Sans doute orga­nisera-t-on des re­cherches la nuit dans les cou­loirs labyrinthiques de la cli­nique, du côté des soins pal­lia­tifs, au service cancérologique, les chambres qui ne s’allument ja­mais avec la tom­bée du soir, l’étage des fan­tômes qui ef­fraie tant les handi­ca­pés, les acci­dentés de la route, les fra­cassés, les estro­piés, les bons vivants – sans doute le vieux bon­homme, perdu comme le petit Poucet dans la forêt des potences médi­cales, en vou­dra à Antoine, ce se­rait à tort, grâce à ce détourne­ment il se peut qu'une idée neuve lui vienne à la fa­veur d'une désor­gani­sation si scan­da­leuse de ses habi­tudes, une autre façon de voir les choses, un autre chemin pour ses petits cailloux, une pen­sée exacte.

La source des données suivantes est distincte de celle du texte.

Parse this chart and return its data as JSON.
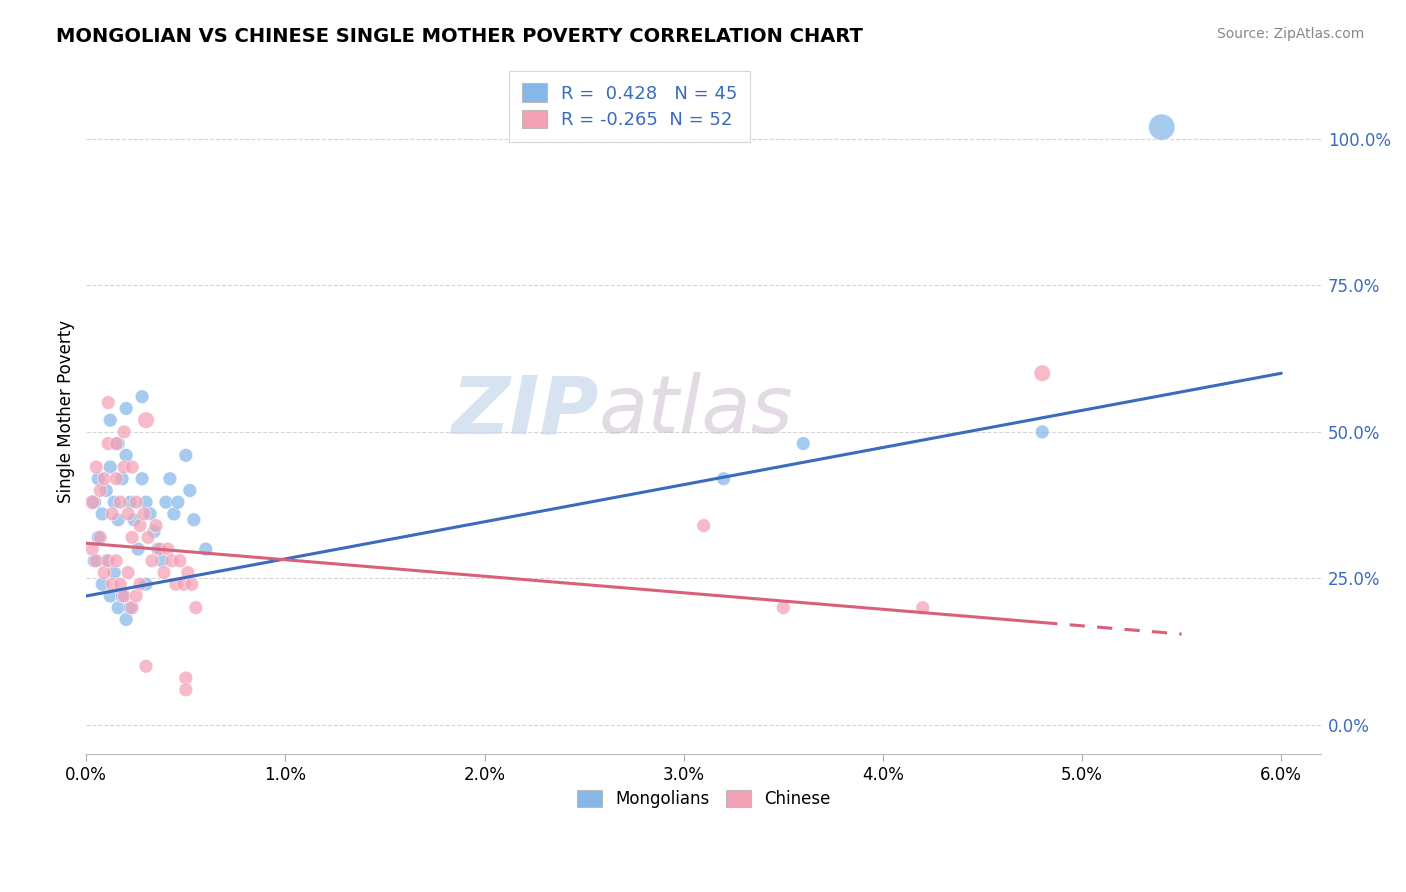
{
  "title": "MONGOLIAN VS CHINESE SINGLE MOTHER POVERTY CORRELATION CHART",
  "source": "Source: ZipAtlas.com",
  "xlim": [
    0.0,
    0.062
  ],
  "ylim": [
    -0.05,
    1.12
  ],
  "mongolian_color": "#85b8e8",
  "chinese_color": "#f4a0b5",
  "mongolian_line_color": "#3a6bbd",
  "chinese_line_color": "#d9607a",
  "R_mongolian": 0.428,
  "N_mongolian": 45,
  "R_chinese": -0.265,
  "N_chinese": 52,
  "ylabel": "Single Mother Poverty",
  "watermark_zip": "ZIP",
  "watermark_atlas": "atlas",
  "background_color": "#ffffff",
  "grid_color": "#cccccc",
  "mong_line_x0": 0.0,
  "mong_line_y0": 0.22,
  "mong_line_x1": 0.06,
  "mong_line_y1": 0.6,
  "chin_line_x0": 0.0,
  "chin_line_y0": 0.31,
  "chin_line_x1": 0.055,
  "chin_line_y1": 0.155,
  "chin_line_solid_x1": 0.048,
  "mongolian_data_x": [
    0.0004,
    0.0006,
    0.0008,
    0.001,
    0.0012,
    0.0014,
    0.0016,
    0.0018,
    0.002,
    0.0022,
    0.0024,
    0.0026,
    0.0028,
    0.003,
    0.0032,
    0.0034,
    0.0036,
    0.0038,
    0.004,
    0.0042,
    0.0044,
    0.0046,
    0.005,
    0.0052,
    0.0054,
    0.006,
    0.0004,
    0.0006,
    0.0008,
    0.001,
    0.0012,
    0.0014,
    0.0016,
    0.0018,
    0.002,
    0.0022,
    0.003,
    0.032,
    0.036,
    0.048,
    0.0012,
    0.0016,
    0.002,
    0.0028,
    0.054
  ],
  "mongolian_data_y": [
    0.38,
    0.42,
    0.36,
    0.4,
    0.44,
    0.38,
    0.35,
    0.42,
    0.46,
    0.38,
    0.35,
    0.3,
    0.42,
    0.38,
    0.36,
    0.33,
    0.3,
    0.28,
    0.38,
    0.42,
    0.36,
    0.38,
    0.46,
    0.4,
    0.35,
    0.3,
    0.28,
    0.32,
    0.24,
    0.28,
    0.22,
    0.26,
    0.2,
    0.22,
    0.18,
    0.2,
    0.24,
    0.42,
    0.48,
    0.5,
    0.52,
    0.48,
    0.54,
    0.56,
    1.02
  ],
  "mongolian_sizes": [
    60,
    55,
    55,
    55,
    55,
    55,
    55,
    55,
    55,
    55,
    55,
    55,
    55,
    55,
    55,
    55,
    55,
    55,
    55,
    55,
    55,
    55,
    55,
    55,
    55,
    55,
    55,
    55,
    55,
    55,
    55,
    55,
    55,
    55,
    55,
    55,
    55,
    55,
    55,
    55,
    55,
    55,
    55,
    55,
    200
  ],
  "chinese_data_x": [
    0.0003,
    0.0005,
    0.0007,
    0.0009,
    0.0011,
    0.0013,
    0.0015,
    0.0017,
    0.0019,
    0.0021,
    0.0023,
    0.0025,
    0.0027,
    0.0029,
    0.0031,
    0.0033,
    0.0035,
    0.0037,
    0.0039,
    0.0041,
    0.0043,
    0.0045,
    0.0047,
    0.0049,
    0.0051,
    0.0053,
    0.0055,
    0.0003,
    0.0005,
    0.0007,
    0.0009,
    0.0011,
    0.0013,
    0.0015,
    0.0017,
    0.0019,
    0.0021,
    0.0023,
    0.0025,
    0.0027,
    0.003,
    0.031,
    0.035,
    0.042,
    0.048,
    0.0011,
    0.0015,
    0.0019,
    0.0023,
    0.003,
    0.005,
    0.005
  ],
  "chinese_data_y": [
    0.38,
    0.44,
    0.4,
    0.42,
    0.48,
    0.36,
    0.42,
    0.38,
    0.44,
    0.36,
    0.32,
    0.38,
    0.34,
    0.36,
    0.32,
    0.28,
    0.34,
    0.3,
    0.26,
    0.3,
    0.28,
    0.24,
    0.28,
    0.24,
    0.26,
    0.24,
    0.2,
    0.3,
    0.28,
    0.32,
    0.26,
    0.28,
    0.24,
    0.28,
    0.24,
    0.22,
    0.26,
    0.2,
    0.22,
    0.24,
    0.52,
    0.34,
    0.2,
    0.2,
    0.6,
    0.55,
    0.48,
    0.5,
    0.44,
    0.1,
    0.08,
    0.06
  ],
  "chinese_sizes": [
    60,
    55,
    55,
    55,
    55,
    55,
    55,
    55,
    55,
    55,
    55,
    55,
    55,
    55,
    55,
    55,
    55,
    55,
    55,
    55,
    55,
    55,
    55,
    55,
    55,
    55,
    55,
    55,
    55,
    55,
    55,
    55,
    55,
    55,
    55,
    55,
    55,
    55,
    55,
    55,
    80,
    55,
    55,
    55,
    80,
    55,
    55,
    55,
    55,
    55,
    55,
    55
  ]
}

Antoine est écœuré, décidément faire le bien est obs­cène. Il ne sait pas qu’il vient de sauver une vie.

 

En dessous de la chambre d’Antoine, l’homme au fusil, vêtu en infirmier, passe déjà au service des malades en stade termi­nal. Il fait preuve d’une grande ma­gnanimité dis­crète (son fu­sil est muni d’un silencieux) pour tant de dou­leur recluse sur soi.

 

De la compassion, bien sûr. Une immense, désastreuse pi­tié pour les hommes, les pauvres chers hommes.

 

Etant arrivé à l’étage supérieur, après un petit tour dans le local des infirmières, ces mignonnes, il recharge son fusil, passe dans les chambres, parvient der­rière Antoine sans que celui-ci, qui a roulé son fauteuil sur le balcon, s’en aperçoive, il consi­dère les jambes vides du pantalon de pyjama, tapote avec bien­veil­lance l’épaule de l’infirme qui sursaute.

 

– Du moins, tu n’auras plus à boiter, dit une voix à son oreille.